For me and my friends, the lived-in experience of this concept has consisted of taking 3 a.m. Lyfts there and back for mid dick. Being on the wrong side of the sunrise (which is actually, more often than not, the best one to be on). We are either recovering, getting ready, or going out. We learned how much chaos a single grain of sand can cause (a lot). There’s a chunk of mascara that somehow made it into my Airpods case and has now smeared over months into a Rorschach test I can’t pass. Doing back-to-back vodka shots at the Woods on Wednesday, and watching your they/them-in-crime nearly vomit on the patio. Then at the Dyke March, they tried pulling another friend of mine who informed them that she was freshly scabies-free. There have been sunburnt butt cheeks, rashes from too much molly, unconfirmed UTIs, and Preparation H wipes left on the coffee table when a boy comes over.

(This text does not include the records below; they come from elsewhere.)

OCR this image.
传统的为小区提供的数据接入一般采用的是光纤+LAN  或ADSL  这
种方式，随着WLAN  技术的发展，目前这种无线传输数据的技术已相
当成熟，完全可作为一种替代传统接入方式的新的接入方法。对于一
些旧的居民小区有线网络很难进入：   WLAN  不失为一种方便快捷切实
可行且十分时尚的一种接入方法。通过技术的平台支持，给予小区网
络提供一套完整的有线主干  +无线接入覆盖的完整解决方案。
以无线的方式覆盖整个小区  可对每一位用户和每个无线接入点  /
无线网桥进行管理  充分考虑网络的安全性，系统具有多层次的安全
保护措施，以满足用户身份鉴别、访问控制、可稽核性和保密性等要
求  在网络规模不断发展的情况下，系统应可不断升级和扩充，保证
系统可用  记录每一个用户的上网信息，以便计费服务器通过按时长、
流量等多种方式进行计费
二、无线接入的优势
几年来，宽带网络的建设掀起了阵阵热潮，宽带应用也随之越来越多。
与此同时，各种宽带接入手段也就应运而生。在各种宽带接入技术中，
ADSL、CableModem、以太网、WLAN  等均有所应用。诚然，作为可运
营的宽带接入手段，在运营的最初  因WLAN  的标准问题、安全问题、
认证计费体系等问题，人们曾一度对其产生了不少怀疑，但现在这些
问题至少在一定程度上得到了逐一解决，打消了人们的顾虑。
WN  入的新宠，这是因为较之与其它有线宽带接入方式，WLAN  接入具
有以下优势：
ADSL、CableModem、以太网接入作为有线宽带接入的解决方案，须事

Maybe your feral girl summer looks like this, maybe it doesn’t (email me highlights, babes) — I’m not here to gatekeep. Feral girl summer is a moment that, by design, widens possibilities for women and how we want to live. And in that spirit, allow me to put you on, because despite the fact I have been partying more than ever, my ass and midsection are serving a bit harder than usual. Between deep sleeps and having the time of my life, I’ve squeezed in a handful of sessions “doing Jane,” as the girls used to say, each week. And I must say — it’s the exact regimen for those who want to establish a replenishing practice that slides in smoothly between flying high and crashing hard or sputtering around your apartment in the AC avoiding the heat and viruses. Why on earth, in this political climate, would I leave my apartment on a hot garbage New York City summer day to go sweat in a room with strangers when Jane is ready and waiting? The only reason I could think of is that I don’t know she’s there, so that’s why I am sounding the call to all the girls going feral this summer. I’m closer to doing the splits than I have been in years, and I’ve just been doing the beginner’s workout.
Rather than chase a Photoshopped standard, the girls are rightfully re-balancing their f*ck budgets. A modest proposal: reallocate the time and money you spend on a gym membership or barre classes (a cultural descendant of Jane Fonda's workout empire, you know) and funnel those resources into the things that feed the feral parts of your soul — like an entire Costco cake or Beyoncé tickets.
Pony up $10.99 on Apple TV or do Jane for free on YouTube. It works if you’re hungover (or sober). It works if you need something quick before getting ready. The up-tempo backtrack to the video works well as a base for whatever music you want to play on your own (Charli XCX is my recommendation), while still hearing Fonda’s command to “push up” while spreading your legs wide during the video’s glutes section. It all comes together under a simulation-like aesthetic of striped leotards and neon leg warmers, providing the perfect escapist physical activity for anyone feeling stuck in the familiar or daunted by the unprecedented.